Development

Dataset Table Definitions

Tables in Extended CSV files must conform to a certain format, and certain tables are required for each dataset. The specifications for table formatting are defined in table definition files, two of which are provided with the WOUDC Data Registry codebase.

data/tables.yml is a table definition file for production use when processing incoming files. data/migrate/tables-backfilling.yml is an alternative table definition file for backfilling the registry with historical files. The second file is looser on required tables and fields to allow flexibility with older WOUDC formats.

Table Definition Format

Table definition files are made up of organized sections of table definitions. Each table definition is a dictionary-type element (in a JSON or YAML file or equivalent) which defines the shape and expected fields of a table.

A table definition is formatted like this (example in YAML):

table_name:
    rows: <range of rows>
    occurrences: <range of occurrences>
    ~required_fields:
        - list
        - of
        - required
        - fields
    ~optional_fields:
        - list
        - of
        - optional
        - fields

Optional keys are prefixed with the ~ character.

In a table definition, a range of integers a < b is specified by a string with one of the following forms:

b      The discrete number b.
a-b    The range of integers between a and b (inclusive).
b+     The range of integers with no upper bound starting at b.

The rows key defines the allowable height range for the table, i.e. the number of rows the table must have.

The occurrences key defines the allowable range of number of times the table appears in the file. If 0 is included in the range then the table as a whole is optional and may be left out of a file.

The (optional) required_fields key defines a list of field names that must appear in the table. If any of these fields is missing from the file, the table will be considered invalid. All tables must have at least one required field.

The (optional) optional_fields key defines a list of field names that may appear in the table but are not required.

Dataset Definition Format

The set of table definitions varies based on which type of data the file contains. Table definition files express this by organizing table definitions into sections.

Some tables are common to all Extended CSV files. The Common key at the top of a table definition files contains the definitions for all these shared tables.

Besides the common tables, the table definitions that apply to an Extended CSV file depend on certain fields within the file.

The table definitions apply depend on the file’s dataset (the type of data contained, controlled by the #CONTENT.Category value), its level (of QA, controlled by the #CONTENT.Level value), and its form (controlled by its #CONTENT.Form value). In some cases there are multiple allowable table definitions for the same dataset, level, and form, in which case each option is assigned an integer version number starting from 1.

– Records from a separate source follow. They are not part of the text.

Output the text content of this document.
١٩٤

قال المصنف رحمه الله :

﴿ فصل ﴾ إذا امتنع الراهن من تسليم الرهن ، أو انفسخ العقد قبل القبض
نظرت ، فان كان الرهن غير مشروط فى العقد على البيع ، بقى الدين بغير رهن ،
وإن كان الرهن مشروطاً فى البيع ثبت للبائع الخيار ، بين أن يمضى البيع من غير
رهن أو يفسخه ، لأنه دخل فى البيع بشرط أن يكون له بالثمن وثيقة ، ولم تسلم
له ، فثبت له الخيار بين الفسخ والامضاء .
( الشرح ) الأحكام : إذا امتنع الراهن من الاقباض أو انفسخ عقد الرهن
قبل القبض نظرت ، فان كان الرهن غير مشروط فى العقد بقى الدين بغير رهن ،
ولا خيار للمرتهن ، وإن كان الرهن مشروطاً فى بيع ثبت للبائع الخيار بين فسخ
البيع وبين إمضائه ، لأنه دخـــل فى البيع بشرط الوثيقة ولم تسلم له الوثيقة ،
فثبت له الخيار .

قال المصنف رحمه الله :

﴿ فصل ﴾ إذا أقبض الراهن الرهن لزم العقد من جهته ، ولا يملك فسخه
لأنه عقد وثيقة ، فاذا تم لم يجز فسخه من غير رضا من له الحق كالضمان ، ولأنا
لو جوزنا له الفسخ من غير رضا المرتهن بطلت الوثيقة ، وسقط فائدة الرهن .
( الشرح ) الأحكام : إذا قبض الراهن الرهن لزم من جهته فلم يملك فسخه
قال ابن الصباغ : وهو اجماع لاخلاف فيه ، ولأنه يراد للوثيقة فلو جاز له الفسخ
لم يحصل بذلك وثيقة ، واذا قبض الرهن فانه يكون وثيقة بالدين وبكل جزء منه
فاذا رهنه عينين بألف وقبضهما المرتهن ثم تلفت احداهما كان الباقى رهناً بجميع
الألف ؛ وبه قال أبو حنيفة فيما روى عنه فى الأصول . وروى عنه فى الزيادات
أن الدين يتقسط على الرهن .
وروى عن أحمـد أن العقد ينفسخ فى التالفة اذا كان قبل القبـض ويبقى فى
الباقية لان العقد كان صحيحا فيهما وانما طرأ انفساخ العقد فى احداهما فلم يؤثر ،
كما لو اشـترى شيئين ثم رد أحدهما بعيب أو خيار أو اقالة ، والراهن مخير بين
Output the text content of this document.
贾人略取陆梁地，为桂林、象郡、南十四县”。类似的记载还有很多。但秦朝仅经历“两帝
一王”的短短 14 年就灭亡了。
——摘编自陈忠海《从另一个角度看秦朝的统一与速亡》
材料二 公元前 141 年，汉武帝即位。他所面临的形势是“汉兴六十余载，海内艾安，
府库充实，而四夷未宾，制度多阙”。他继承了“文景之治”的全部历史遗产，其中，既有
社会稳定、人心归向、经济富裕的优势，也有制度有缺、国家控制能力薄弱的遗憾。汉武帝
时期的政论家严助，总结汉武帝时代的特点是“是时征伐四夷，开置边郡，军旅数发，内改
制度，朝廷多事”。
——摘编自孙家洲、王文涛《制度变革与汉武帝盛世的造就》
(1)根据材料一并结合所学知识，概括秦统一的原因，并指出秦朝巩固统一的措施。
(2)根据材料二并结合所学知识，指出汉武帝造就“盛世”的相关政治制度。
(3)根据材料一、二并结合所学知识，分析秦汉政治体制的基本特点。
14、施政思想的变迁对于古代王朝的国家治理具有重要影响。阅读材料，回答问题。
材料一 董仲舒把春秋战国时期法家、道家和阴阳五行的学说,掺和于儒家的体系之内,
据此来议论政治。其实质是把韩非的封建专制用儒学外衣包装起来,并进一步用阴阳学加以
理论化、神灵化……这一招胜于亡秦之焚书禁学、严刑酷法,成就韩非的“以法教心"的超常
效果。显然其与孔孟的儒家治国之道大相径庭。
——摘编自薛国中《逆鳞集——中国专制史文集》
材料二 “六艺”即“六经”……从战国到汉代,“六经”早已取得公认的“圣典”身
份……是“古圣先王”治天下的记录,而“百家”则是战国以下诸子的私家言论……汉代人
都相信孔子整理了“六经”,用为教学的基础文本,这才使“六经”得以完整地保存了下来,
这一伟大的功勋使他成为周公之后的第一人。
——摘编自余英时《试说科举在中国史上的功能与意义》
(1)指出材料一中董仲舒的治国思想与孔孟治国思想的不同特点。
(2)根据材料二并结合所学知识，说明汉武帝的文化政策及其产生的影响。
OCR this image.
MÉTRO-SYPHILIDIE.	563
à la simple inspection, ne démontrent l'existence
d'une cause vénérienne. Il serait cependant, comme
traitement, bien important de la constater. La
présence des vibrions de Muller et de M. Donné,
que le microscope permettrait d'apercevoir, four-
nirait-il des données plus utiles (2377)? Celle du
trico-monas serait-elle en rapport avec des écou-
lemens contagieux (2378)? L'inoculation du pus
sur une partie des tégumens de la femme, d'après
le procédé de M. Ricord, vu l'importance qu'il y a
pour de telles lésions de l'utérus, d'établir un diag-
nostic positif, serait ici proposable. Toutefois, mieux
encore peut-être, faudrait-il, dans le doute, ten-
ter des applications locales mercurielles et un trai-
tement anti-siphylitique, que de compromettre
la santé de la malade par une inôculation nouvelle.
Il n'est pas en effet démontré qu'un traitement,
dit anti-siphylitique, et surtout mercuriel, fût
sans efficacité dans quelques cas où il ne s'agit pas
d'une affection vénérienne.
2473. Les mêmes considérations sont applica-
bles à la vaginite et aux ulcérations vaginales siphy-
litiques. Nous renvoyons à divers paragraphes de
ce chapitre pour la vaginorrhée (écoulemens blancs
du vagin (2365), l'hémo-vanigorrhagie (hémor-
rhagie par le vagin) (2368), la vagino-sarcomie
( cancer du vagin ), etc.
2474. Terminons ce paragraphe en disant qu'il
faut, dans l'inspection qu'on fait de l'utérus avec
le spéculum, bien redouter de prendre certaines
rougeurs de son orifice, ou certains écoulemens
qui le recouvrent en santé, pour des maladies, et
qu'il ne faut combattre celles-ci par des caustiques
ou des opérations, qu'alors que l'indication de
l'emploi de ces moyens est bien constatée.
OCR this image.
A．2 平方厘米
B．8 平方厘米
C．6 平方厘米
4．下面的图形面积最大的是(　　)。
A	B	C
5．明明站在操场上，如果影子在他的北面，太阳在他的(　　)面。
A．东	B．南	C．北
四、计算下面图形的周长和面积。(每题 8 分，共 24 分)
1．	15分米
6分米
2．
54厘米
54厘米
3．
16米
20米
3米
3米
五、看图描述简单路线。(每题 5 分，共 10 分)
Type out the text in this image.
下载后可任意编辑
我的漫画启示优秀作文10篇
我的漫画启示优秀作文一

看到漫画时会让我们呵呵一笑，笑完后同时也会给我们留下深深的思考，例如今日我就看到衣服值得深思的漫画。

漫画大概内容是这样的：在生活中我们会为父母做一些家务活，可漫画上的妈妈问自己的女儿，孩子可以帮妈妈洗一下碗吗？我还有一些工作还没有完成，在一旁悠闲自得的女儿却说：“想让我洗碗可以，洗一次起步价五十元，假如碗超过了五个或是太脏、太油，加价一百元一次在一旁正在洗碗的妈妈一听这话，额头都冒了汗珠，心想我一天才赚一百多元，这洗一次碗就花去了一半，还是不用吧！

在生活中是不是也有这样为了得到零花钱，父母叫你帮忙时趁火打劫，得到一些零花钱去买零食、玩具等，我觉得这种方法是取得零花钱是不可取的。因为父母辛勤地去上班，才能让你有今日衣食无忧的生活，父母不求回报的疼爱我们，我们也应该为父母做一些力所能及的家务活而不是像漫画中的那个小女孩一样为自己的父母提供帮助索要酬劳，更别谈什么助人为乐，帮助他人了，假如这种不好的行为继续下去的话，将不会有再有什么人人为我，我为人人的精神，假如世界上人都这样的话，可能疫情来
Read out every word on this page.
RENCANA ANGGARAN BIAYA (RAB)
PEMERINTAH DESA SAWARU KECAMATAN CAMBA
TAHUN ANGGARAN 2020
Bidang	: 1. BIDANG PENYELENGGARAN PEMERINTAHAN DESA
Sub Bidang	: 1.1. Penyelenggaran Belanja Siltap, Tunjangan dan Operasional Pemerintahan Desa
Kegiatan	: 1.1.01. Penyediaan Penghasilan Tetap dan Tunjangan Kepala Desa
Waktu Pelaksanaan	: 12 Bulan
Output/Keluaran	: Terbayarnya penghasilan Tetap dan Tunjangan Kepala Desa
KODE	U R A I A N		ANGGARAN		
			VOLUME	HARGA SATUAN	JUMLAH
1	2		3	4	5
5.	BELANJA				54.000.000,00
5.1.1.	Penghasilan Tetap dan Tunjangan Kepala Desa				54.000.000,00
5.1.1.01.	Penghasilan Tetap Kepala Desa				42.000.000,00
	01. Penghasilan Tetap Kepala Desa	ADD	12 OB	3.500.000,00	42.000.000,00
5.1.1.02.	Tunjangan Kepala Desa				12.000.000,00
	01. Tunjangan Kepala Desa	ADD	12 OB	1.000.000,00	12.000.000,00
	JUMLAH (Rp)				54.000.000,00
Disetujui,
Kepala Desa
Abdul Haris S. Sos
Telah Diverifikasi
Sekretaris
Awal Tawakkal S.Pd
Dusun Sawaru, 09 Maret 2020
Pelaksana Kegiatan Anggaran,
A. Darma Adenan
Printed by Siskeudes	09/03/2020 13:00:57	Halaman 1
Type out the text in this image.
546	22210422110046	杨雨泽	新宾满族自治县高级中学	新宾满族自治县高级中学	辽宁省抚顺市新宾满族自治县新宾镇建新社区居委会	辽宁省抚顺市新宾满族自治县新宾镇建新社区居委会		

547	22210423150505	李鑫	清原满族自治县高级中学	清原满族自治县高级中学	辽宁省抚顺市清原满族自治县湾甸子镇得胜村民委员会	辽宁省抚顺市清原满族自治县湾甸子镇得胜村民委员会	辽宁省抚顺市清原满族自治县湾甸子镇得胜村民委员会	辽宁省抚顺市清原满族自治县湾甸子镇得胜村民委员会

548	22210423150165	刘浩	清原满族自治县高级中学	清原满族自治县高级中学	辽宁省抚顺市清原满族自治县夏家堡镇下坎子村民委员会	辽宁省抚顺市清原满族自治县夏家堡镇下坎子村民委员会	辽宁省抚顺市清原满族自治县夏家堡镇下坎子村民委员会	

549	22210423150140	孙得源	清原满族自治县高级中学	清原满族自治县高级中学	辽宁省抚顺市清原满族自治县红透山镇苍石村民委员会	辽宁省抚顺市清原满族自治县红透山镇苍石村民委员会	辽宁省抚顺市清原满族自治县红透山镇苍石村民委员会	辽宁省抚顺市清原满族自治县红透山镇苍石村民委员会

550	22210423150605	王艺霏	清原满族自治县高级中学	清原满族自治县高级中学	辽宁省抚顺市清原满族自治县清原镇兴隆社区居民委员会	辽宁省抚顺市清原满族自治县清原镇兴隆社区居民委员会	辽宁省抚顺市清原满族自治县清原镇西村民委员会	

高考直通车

A dataset definition is formatted like this (example in YAML):

dataset_name:
  "level":
    "form":
      table definition 1
      table definition 2
      ...
      data_table: <name of data table>
    ..
  ..

OR:

dataset_name:
  "level":
    "form":
      "version":
        table definition 1
        table definition 2
        ...
        data_table: <name of data table>
      ..
    ..
  ..

The numeric level, form, and version keys all must be surrounded by double quotes to force them to be strings. There may be multiple level keys in a dataset, multiple forms within a level, and multiple versions within a form.

In the innermost block is a series of table names mapped to table definitions. The one additional key, data_table, maps to the name of the table containing observational data. This must correspond to a required table amongst the table definitions in that block.

Asserting Correctness

The WOUDC Data Registry process validates all table definition files against a schema before using them. The schema is written using JSON schema language and is stored at data/table-schema.json.

WOUDC developers adding to a table definitions file can use JSON schema validation tools to check that their additions are in the right format.